There is more that will have to come out as the rest of the US media continues to catch up with British reporting, and as additional issues develop but we will likely now see the American press step up its climate game. Even Borenstein’s story doesn’t quite get the full measure of the problems: while the number of ‘proven’ errors in the IPCC report remains small, their impact is disproportionately large because the predictions were so high profile and so much a part of the public case as made by IPCC head Pachauri and even the UN Secretary General. More, the IPCC’s first (fatal) instinct was to malign and defame its critics rather than engage in serious discussions of the underlying evidence — discussions that soon would have demonstrated that in these cases at least the critics were right.

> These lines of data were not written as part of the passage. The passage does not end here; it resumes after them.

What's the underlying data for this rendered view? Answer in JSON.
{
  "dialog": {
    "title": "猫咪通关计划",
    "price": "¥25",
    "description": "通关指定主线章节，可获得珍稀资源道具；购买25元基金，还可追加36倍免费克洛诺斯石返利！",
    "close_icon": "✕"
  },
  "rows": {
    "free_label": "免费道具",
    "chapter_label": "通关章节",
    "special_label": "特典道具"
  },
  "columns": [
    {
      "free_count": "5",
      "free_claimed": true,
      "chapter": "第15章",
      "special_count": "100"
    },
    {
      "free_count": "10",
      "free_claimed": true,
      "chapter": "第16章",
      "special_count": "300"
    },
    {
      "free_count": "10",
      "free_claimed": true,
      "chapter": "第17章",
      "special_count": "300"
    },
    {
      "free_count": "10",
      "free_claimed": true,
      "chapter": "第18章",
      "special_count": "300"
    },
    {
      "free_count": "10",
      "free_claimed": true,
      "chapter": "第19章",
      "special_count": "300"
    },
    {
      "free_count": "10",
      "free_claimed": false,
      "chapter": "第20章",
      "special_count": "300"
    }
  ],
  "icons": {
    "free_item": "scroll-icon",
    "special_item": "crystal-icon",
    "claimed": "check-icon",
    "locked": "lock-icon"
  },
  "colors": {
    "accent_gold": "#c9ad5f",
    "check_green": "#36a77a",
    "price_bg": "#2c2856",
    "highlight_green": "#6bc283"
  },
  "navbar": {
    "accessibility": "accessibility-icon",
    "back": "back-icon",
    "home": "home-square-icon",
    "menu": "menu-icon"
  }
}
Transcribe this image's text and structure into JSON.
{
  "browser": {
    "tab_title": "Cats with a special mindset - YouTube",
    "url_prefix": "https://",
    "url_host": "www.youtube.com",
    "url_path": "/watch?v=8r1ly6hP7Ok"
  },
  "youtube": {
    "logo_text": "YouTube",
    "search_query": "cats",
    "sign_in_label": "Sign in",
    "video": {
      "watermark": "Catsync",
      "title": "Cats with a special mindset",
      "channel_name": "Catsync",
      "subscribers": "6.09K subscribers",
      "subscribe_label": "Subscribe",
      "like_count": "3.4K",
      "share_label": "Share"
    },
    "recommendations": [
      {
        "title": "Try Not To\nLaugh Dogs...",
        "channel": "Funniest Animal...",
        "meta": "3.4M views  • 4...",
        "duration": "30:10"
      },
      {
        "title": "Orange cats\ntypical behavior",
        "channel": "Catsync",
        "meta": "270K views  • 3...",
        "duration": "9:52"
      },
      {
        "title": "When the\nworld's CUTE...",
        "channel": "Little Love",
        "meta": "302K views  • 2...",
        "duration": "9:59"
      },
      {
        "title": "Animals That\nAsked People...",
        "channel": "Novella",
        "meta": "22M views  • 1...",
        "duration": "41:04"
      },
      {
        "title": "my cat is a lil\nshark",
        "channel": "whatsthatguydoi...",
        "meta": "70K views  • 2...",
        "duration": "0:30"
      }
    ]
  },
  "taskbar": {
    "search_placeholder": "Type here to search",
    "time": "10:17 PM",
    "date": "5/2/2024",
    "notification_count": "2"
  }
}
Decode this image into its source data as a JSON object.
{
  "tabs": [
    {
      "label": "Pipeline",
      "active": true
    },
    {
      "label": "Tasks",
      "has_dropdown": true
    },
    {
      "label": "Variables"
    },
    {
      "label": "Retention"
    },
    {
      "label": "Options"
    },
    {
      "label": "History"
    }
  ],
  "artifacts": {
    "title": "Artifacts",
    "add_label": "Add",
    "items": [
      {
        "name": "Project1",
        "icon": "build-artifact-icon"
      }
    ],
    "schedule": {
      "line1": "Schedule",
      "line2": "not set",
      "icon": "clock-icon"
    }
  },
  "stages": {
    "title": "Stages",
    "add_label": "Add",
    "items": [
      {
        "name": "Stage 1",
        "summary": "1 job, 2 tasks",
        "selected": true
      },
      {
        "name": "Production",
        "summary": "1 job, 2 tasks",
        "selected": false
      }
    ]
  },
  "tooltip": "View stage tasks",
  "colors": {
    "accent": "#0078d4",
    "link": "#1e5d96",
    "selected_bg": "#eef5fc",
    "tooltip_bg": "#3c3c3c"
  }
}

For those worried about global warming, the much delayed eruption of this story into the mainstream US press is the best thing that could happen. Denial is the enemy; the more you care about global warming the more you need to insist that the leaders of national and international scientific organizations charged with assessing the evidence and explaining it to the public stick to the highest, most rigorous standards of analysis. Increasing numbers of climate scientists are bringing themselves to say what is now more and more obvious: the leadership of the IPCC has failed this test. So has the Climate Research Unit at East Anglia University. If serious environmentalists don’t join the campaign to clean up the IPCC they will be tainted by its errors.
For now, the Brits are still ahead. While the American press is still reporting the basic news, the (strongly environmentalist and center-left) Guardian is asking experts around the world how the IPCC can be fixed.
Hint to the American press: this, guys, is what journalism looks like.
Al Gore, so far as I can tell, is meanwhile remaining silent; I guess when truth is really, really inconvenient it’s better that way.